This region, that includes the provinces of Inner Mongolia, Ningxia, Gansu, Qinghai and Xinjiang, covers third of China's land area. These territories lie mostly beyond the Great Wall. Ancient Chinese used to call “barbarians” to the people of this region because they didn’t speak their language, it was very remote and subject to extremes of weather.
Some ethnic minorities still live in the Northwest where the land is composed of vast areas of steppe and grassland, desert and mountain plateau.
However, Chinese have always been present in the area. Imperial armies were already in control of almost the whole northwest region by the time of the Han dynasty two millennia ago and since then; Gansu, Ningxia and the eastern part of Qinghai have become the core of the Chinese empire. The uncultivable plains of Inner Mongolia have been associated with China despite the invasion of Genghis Khan early thirteenth century.
This region has historical been underprivileged, isolated land of China. Nowadays, there is a more significant presence of the government in terms of education and patriotism; and also there is an important transfer of wealth, in the form of industrial and agricultural aid, from the richer areas of eastern China to the poorer zones.
Tourism in these areas has increased in the last years. Travelers, are drawn by the Silk Road, a series of ancient towns built in the middle of the desert, running from Xi'an in Shaanxi Province, through Ningxia, Gansu and Xinjiang, and finally on into Central Asia. You can also enjoy the last great remaining wildernesses of China - the grasslands, mountains, lakes and deserts of the interior - far from the loud massive population cities of the east.
You can begin your travel in the Inner Mongolia, famous for its grasslands on which Genghis Khan trained his cavalry and where nomads on horseback still live today. As well as visiting the tomb of Genghis Khan Conqueror. Another great natural feature of Inner Mongolia is the Yellow River (Huang He). In the resort of Shapotou, you can see the impressive river running among desert sand dunes.
Rural region of Ningxia, which is little visited by tourists; offers quiet, beautiful cities and a variety of views ranging from terraced, fertile hillsides in the south to pure desert in the north. In the west is Gansu, the historic edge of antique China.
This rugged land of high mountains and deserts is crossed from east to west by the Hexi Corridor, a thin pathway through the mountains, traditionally the only road from China to the West. In this route, you will travel close to the Great Wall until the fortress of Jiayuguan. Then, you will continue by the Silk Road towns finishing in Dunhuang, with its magnificent Buddhist cave art. South of the Hexi Corridor, the mountains extend all the way to the plains of northern India.

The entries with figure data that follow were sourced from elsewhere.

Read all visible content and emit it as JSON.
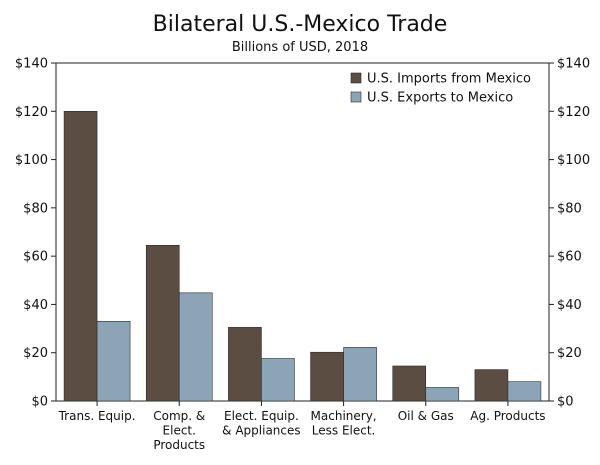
{
  "chart_data": {
    "type": "bar",
    "title": "Bilateral U.S.-Mexico Trade",
    "subtitle": "Billions of USD, 2018",
    "categories": [
      [
        "Trans. Equip."
      ],
      [
        "Comp. &",
        "Elect.",
        "Products"
      ],
      [
        "Elect. Equip.",
        "& Appliances"
      ],
      [
        "Machinery,",
        "Less Elect."
      ],
      [
        "Oil & Gas"
      ],
      [
        "Ag. Products"
      ]
    ],
    "series": [
      {
        "name": "U.S. Imports from Mexico",
        "color": "#5b4d42",
        "values": [
          120,
          64.5,
          30.5,
          20.2,
          14.5,
          13
        ]
      },
      {
        "name": "U.S. Exports to Mexico",
        "color": "#8ca5b6",
        "values": [
          33,
          44.8,
          17.6,
          22.2,
          5.6,
          8
        ]
      }
    ],
    "ylim": [
      0,
      140
    ],
    "yticks": [
      0,
      20,
      40,
      60,
      80,
      100,
      120,
      140
    ],
    "ytick_labels": [
      "$0",
      "$20",
      "$40",
      "$60",
      "$80",
      "$100",
      "$120",
      "$140"
    ],
    "legend": "top-right",
    "grid": false,
    "secondary_y_axis": true
  }
}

Qinghai is an ancient borderland between the mountains and China and it is probably the least-explored province in the whole of the Northwest. Qinghai offers mountains, monasteries, the immense lake of Qinghai Hu and, principally, the road to Tibet, along one of the highest mountain routes in the world.
Finally, protecting the westmost passes of the empire is Xinjiang, where China ends and another world - once known in the West as Chinese Turkestan - initiates. This immense and remote region of searing deserts and snowy mountains is the most complicated and fearsome section of the Silk Road in Central Asia.

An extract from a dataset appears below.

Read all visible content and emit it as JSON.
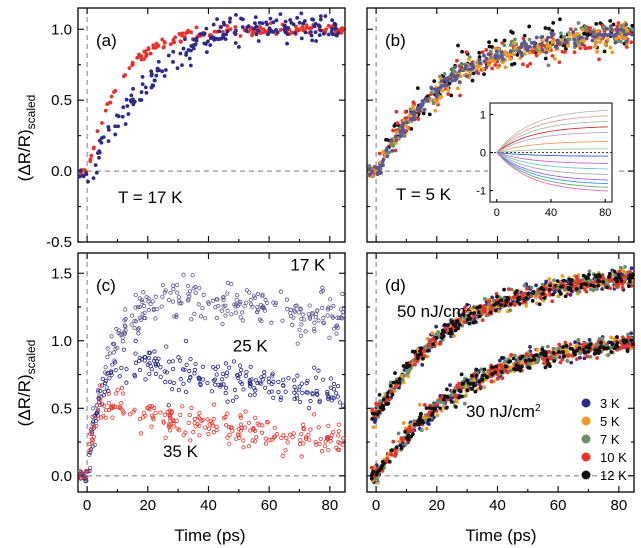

Geographically and culturally extremely different, in Chinese Turkestan, Turkic Uigurs are more numerous than Han Chinese, mosques replace temples, and lamb kebabs replace steamed dumplings. Highlights of Xinjiang include the desert resort town of Turpan and, in the far west, fabled Kashgar, a city that just in recent years had ever reached by Westerners.
Travel in the Northwest is still very difficult, with vast distances and an extremely hard continental climate to contend with. Winter is particularly harsh, with average temperatures as minus 15° or 20°C in Inner Mongolia, Qinghai and Xinjiang.
On the contrary, in summer, Turpan in eastern Xinjiang is China's hottest city. Despite the wild, rugged land and the long distances, however, facilities for tourists have developed significantly in recent years.
In nearly all towns, there are now hotels and restaurants catering for a range of services -in general, the price of accommodation is cheaper than in eastern China-. Where there aren’t rail lines, nearly everywhere is accessible by bus and some towns by plane as well. Now, there is also the possibility of traveling from China's Asian neighbors - the Republic of Mongolia, Kazakhstan, Kirgyzistan and Pakistan-.